Slimane was upset because some critics (not me) reviewing the Saint Laurent show suggested his successor, Anthony Vaccarello, was putting the "Y" back in "YSL" after he had taken it out, when in fact he had simply re-christened the ready-to-wear line Saint Laurent during his tenure (a name that will continue under Vaccarello's leadership) and the brand itself had always remained YSL.

In other words, nothing had changed, which was a fair point. But Slimane's sudden untrammelled emergence and bizarre use of the third person made him look like a sore loser in a game of brand musical chairs, rather than someone trying to correct the record.

For an industry that once thrived on, and was defined by, elitism, fashion has become awfully transparent. Make a product: Boom! Show it to the world. Have a show: Click! Everyone in attendance or on the runway is revealed. There's almost no mystery any more. And rarely do people stop to ask themselves if the long-term payoff for the quick post is worth it.

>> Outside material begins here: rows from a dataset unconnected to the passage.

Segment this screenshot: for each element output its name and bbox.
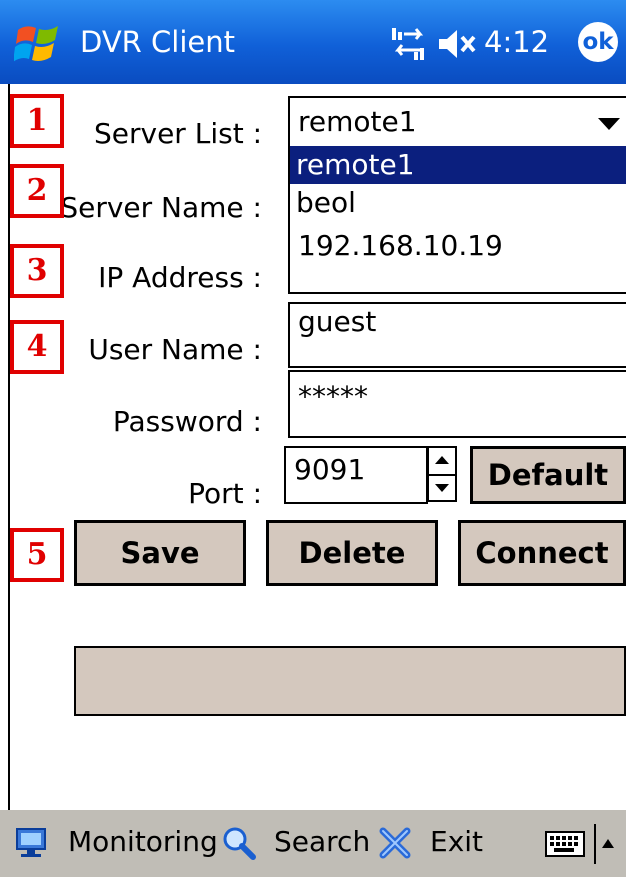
port-label: Port : xyxy=(188,477,262,510)
connectivity-icon[interactable] xyxy=(388,24,428,62)
bottom-menu-bar: Monitoring Search Exit xyxy=(0,810,626,877)
port-spinner[interactable] xyxy=(427,446,457,502)
callout-4: 4 xyxy=(10,320,64,374)
keyboard-icon[interactable] xyxy=(544,826,588,860)
server-list-dropdown: remote1 beol xyxy=(288,146,626,228)
monitor-icon[interactable] xyxy=(14,826,48,860)
user-name-value: guest xyxy=(298,305,377,338)
port-value: 9091 xyxy=(294,453,366,486)
default-button[interactable]: Default xyxy=(470,446,626,504)
chevron-down-icon[interactable] xyxy=(588,98,626,146)
windows-start-icon[interactable] xyxy=(14,22,62,66)
server-list-select[interactable]: remote1 xyxy=(288,96,626,148)
password-value: ***** xyxy=(298,380,368,413)
spinner-down-icon[interactable] xyxy=(429,476,455,502)
password-input[interactable]: ***** xyxy=(288,370,626,438)
clock[interactable]: 4:12 xyxy=(484,20,549,64)
close-icon[interactable] xyxy=(378,826,412,860)
app-title: DVR Client xyxy=(80,25,235,59)
exit-menu[interactable]: Exit xyxy=(430,824,483,860)
save-button[interactable]: Save xyxy=(74,520,246,586)
separator xyxy=(594,824,596,864)
title-bar: DVR Client 4:12 ok xyxy=(0,0,626,84)
search-menu[interactable]: Search xyxy=(274,824,370,860)
user-name-input[interactable]: guest xyxy=(288,302,626,368)
spinner-up-icon[interactable] xyxy=(429,448,455,476)
delete-button[interactable]: Delete xyxy=(266,520,438,586)
password-label: Password : xyxy=(112,405,262,438)
dropdown-option-beol[interactable]: beol xyxy=(290,184,626,222)
connect-button[interactable]: Connect xyxy=(458,520,626,586)
server-list-value: remote1 xyxy=(298,105,417,138)
search-icon[interactable] xyxy=(222,826,256,860)
port-input[interactable]: 9091 xyxy=(284,446,428,504)
callout-2: 2 xyxy=(10,164,64,218)
status-box xyxy=(74,646,626,716)
ip-address-input[interactable]: 192.168.10.19 xyxy=(288,226,626,294)
ip-address-value: 192.168.10.19 xyxy=(298,229,503,262)
monitoring-menu[interactable]: Monitoring xyxy=(68,824,218,860)
callout-1: 1 xyxy=(10,94,64,148)
callout-3: 3 xyxy=(10,244,64,298)
ok-button[interactable]: ok xyxy=(578,22,618,62)
volume-muted-icon[interactable] xyxy=(437,28,479,60)
callout-5: 5 xyxy=(10,528,64,582)
chevron-up-icon[interactable] xyxy=(600,836,616,850)
dropdown-option-remote1[interactable]: remote1 xyxy=(290,146,626,184)
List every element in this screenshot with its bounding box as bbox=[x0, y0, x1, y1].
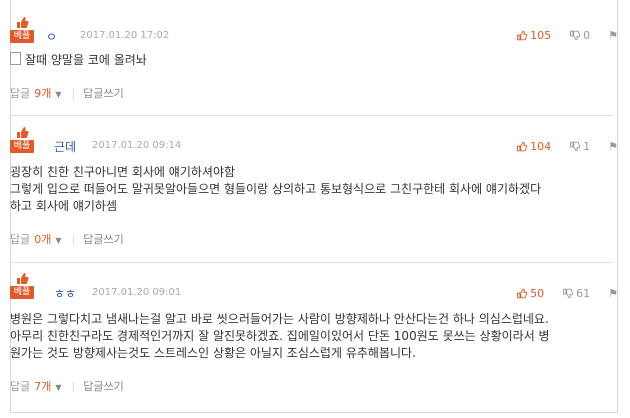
comment-line: 잘때 양말을 코에 올려놔 bbox=[25, 53, 147, 67]
best-badge: 베플 bbox=[10, 126, 34, 153]
upvote-count: 50 bbox=[530, 287, 545, 300]
reply-count: 0개 bbox=[34, 233, 52, 246]
comment-line: 병원은 그렇다치고 냄새나는걸 알고 바로 씻으러들어가는 사람이 방향제하나 … bbox=[10, 312, 549, 326]
comment-text: 굉장히 친한 친구아니면 회사에 얘기하셔야함 그렇게 입으로 떠들어도 말귀못… bbox=[10, 164, 541, 215]
comment-author[interactable]: 근데 bbox=[54, 138, 76, 155]
write-reply-button[interactable]: 답글쓰기 bbox=[83, 378, 123, 394]
vote-group: 105 0 ⚑ bbox=[516, 29, 618, 42]
thumb-up-icon bbox=[517, 288, 528, 299]
write-reply-button[interactable]: 답글쓰기 bbox=[83, 85, 123, 101]
report-icon[interactable]: ⚑ bbox=[608, 140, 618, 153]
write-reply-button[interactable]: 답글쓰기 bbox=[83, 231, 123, 247]
reply-toggle[interactable]: 답글 7개 ▼ bbox=[10, 378, 62, 394]
thumb-down-icon bbox=[570, 141, 581, 152]
chevron-down-icon: ▼ bbox=[55, 383, 62, 392]
comment-line: 아무리 친한친구라도 경제적인거까지 잘 알진못하겠죠. 집에일이있어서 단돈 … bbox=[10, 329, 550, 343]
thumb-up-icon bbox=[517, 30, 528, 41]
upvote-button[interactable]: 105 bbox=[516, 29, 551, 42]
best-badge: 베플 bbox=[10, 16, 34, 43]
comment-line: 하고 회사에 얘기하셈 bbox=[10, 199, 117, 213]
comment-date: 2017.01.20 17:02 bbox=[80, 30, 170, 41]
upvote-button[interactable]: 50 bbox=[516, 287, 544, 300]
best-label: 베플 bbox=[10, 140, 34, 153]
thumb-down-icon bbox=[563, 288, 574, 299]
upvote-count: 104 bbox=[530, 140, 552, 153]
upvote-button[interactable]: 104 bbox=[516, 140, 551, 153]
reply-toggle[interactable]: 답글 9개 ▼ bbox=[10, 85, 62, 101]
reply-bar: 답글 9개 ▼ | 답글쓰기 bbox=[10, 85, 124, 101]
comment-author[interactable]: ㅇ bbox=[46, 28, 57, 45]
vote-group: 104 1 ⚑ bbox=[516, 140, 618, 153]
downvote-count: 61 bbox=[576, 287, 591, 300]
downvote-button[interactable]: 1 bbox=[569, 140, 590, 153]
comment-date: 2017.01.20 09:14 bbox=[92, 140, 182, 151]
thumb-up-icon bbox=[517, 141, 528, 152]
best-thumb-icon bbox=[17, 17, 29, 28]
comment-line: 굉장히 친한 친구아니면 회사에 얘기하셔야함 bbox=[10, 165, 236, 179]
comment-author[interactable]: ㅎㅎ bbox=[54, 285, 76, 302]
document-icon bbox=[10, 52, 21, 65]
divider bbox=[10, 115, 614, 116]
best-thumb-icon bbox=[17, 273, 29, 284]
chevron-down-icon: ▼ bbox=[55, 236, 62, 245]
reply-toggle[interactable]: 답글 0개 ▼ bbox=[10, 231, 62, 247]
comment-line: 원가는 것도 방향제사는것도 스트레스인 상황은 아닐지 조심스럽게 유추해봅니… bbox=[10, 346, 416, 360]
downvote-count: 1 bbox=[583, 140, 591, 153]
best-badge: 베플 bbox=[10, 272, 34, 299]
reply-bar: 답글 7개 ▼ | 답글쓰기 bbox=[10, 378, 124, 394]
report-icon[interactable]: ⚑ bbox=[608, 287, 618, 300]
downvote-button[interactable]: 0 bbox=[569, 29, 590, 42]
upvote-count: 105 bbox=[530, 29, 552, 42]
downvote-button[interactable]: 61 bbox=[562, 287, 590, 300]
downvote-count: 0 bbox=[583, 29, 591, 42]
comment-date: 2017.01.20 09:01 bbox=[92, 287, 182, 298]
best-label: 베플 bbox=[10, 286, 34, 299]
reply-bar: 답글 0개 ▼ | 답글쓰기 bbox=[10, 231, 124, 247]
thumb-down-icon bbox=[570, 30, 581, 41]
best-label: 베플 bbox=[10, 30, 34, 43]
comment-line: 그렇게 입으로 떠들어도 말귀못알아들으면 형들이랑 상의하고 통보형식으로 그… bbox=[10, 182, 542, 196]
comment-text: 잘때 양말을 코에 올려놔 bbox=[10, 52, 147, 69]
chevron-down-icon: ▼ bbox=[55, 90, 62, 99]
vote-group: 50 61 ⚑ bbox=[516, 287, 618, 300]
reply-count: 7개 bbox=[34, 380, 52, 393]
reply-count: 9개 bbox=[34, 87, 52, 100]
best-thumb-icon bbox=[17, 127, 29, 138]
divider bbox=[10, 262, 614, 263]
report-icon[interactable]: ⚑ bbox=[608, 29, 618, 42]
comment-text: 병원은 그렇다치고 냄새나는걸 알고 바로 씻으러들어가는 사람이 방향제하나 … bbox=[10, 311, 550, 362]
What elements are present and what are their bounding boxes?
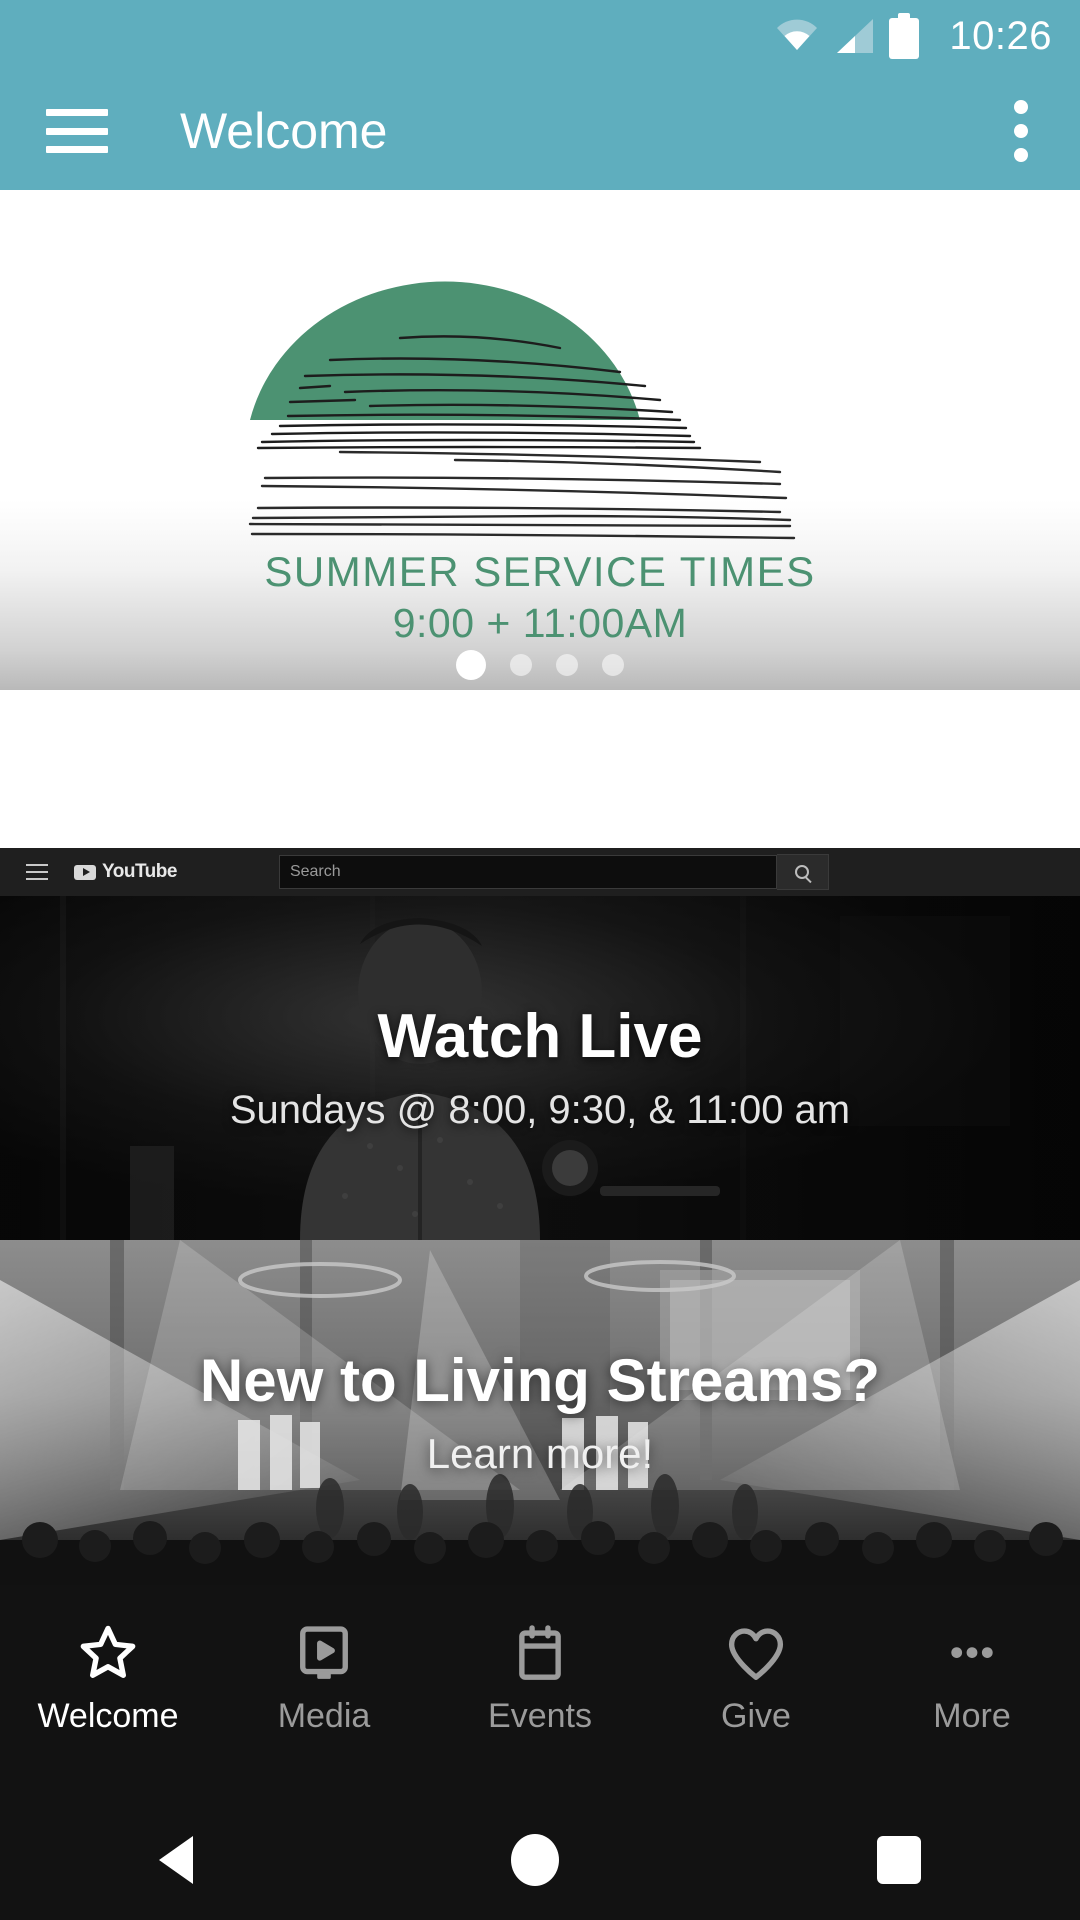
watch-live-subtitle: Sundays @ 8:00, 9:30, & 11:00 am	[229, 1087, 851, 1132]
ellipsis-icon	[937, 1615, 1007, 1693]
watch-live-overlay: Watch Live Sundays @ 8:00, 9:30, & 11:00…	[0, 896, 1080, 1240]
calendar-icon	[505, 1615, 575, 1693]
search-input[interactable]	[278, 855, 777, 889]
page-title: Welcome	[180, 103, 388, 159]
new-to-overlay: New to Living Streams? Learn more!	[0, 1240, 1080, 1585]
recents-square-icon[interactable]	[877, 1836, 921, 1884]
watch-live-title: Watch Live	[377, 1002, 703, 1072]
tab-label: Give	[721, 1697, 791, 1735]
youtube-logo-text: YouTube	[102, 861, 177, 882]
overflow-menu-icon[interactable]	[1014, 100, 1028, 162]
tab-label: More	[933, 1697, 1011, 1735]
status-bar-icons: 10:26	[775, 13, 1052, 59]
hamburger-menu-icon[interactable]	[46, 109, 108, 153]
tv-play-icon	[289, 1615, 359, 1693]
watch-live-card[interactable]: Watch Live Sundays @ 8:00, 9:30, & 11:00…	[0, 896, 1080, 1240]
carousel-dot[interactable]	[510, 654, 532, 676]
hero-carousel[interactable]: SUMMER SERVICE TIMES 9:00 + 11:00AM	[0, 190, 1080, 690]
sunset-illustration	[0, 220, 1080, 540]
carousel-dot[interactable]	[456, 650, 486, 680]
search-button[interactable]	[776, 854, 829, 890]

You can understand why. The user maw is ravenous and needs to be filled.

At least, that's how it seems. The pressure for the new and the constant online is endless, in part because eyeballs are so unpredictable: You never know when someone is going to tune in. Hence, the theory goes, you need to constantly provide output to be there when they do. Volume trumps selectivity.

But after a while, there's not enough real content to provide, so you use whatever is at hand: the reflective blankets at Givenchy given out to keep guests warm; the celebrity across the aisle scratching his nose; anything and everything you make. And you justify it by saying that you are bringing your followers into the experience, democratising access - that this is a good thing.

Yet, just because you have taken a picture does not mean you have to share it with the world. Just because you have created a product does not mean everyone must see it ASAP.

This occurred to me at the Celine show when, bored and waiting for it to start, I saw designer Phoebe Philo's daughter with two friends. I took a picture, as one does. I thought: How sweet. I will post it.

Then I thought: She is here, not even in a public place (there are so many people at fashion shows we tend to forget they are invitation-only events), to support her mother. It does not mean she is fair game. I wouldn't want my underage kids online without my permission. Why should we assume Philo would?

I didn't post the picture. But it was a close call. And somewhere in my heart, I confess, I still felt as if it were a missed opportunity - which is shameful to admit.

I do so because the truth is that not one of us is immune to the pressure to fill the limitless space of the Internet.

But all this direct communication that was dangled so enticingly not that long ago - when fashion first realised the digital world represented an opportunity, not an enemy - is a more complicated, nuanced thing than anyone realised.

Used well, it is a powerful tool. Used not irresponsibly exactly but without consideration perhaps, it can be dangerous. Sometimes a selective drip is more effective than an open tap.

Fashion has not done anything irreparable yet. But it might. We (by that, I mean brands and the people who would be brands) should all stop and think before we post. In that pause, elegance lies.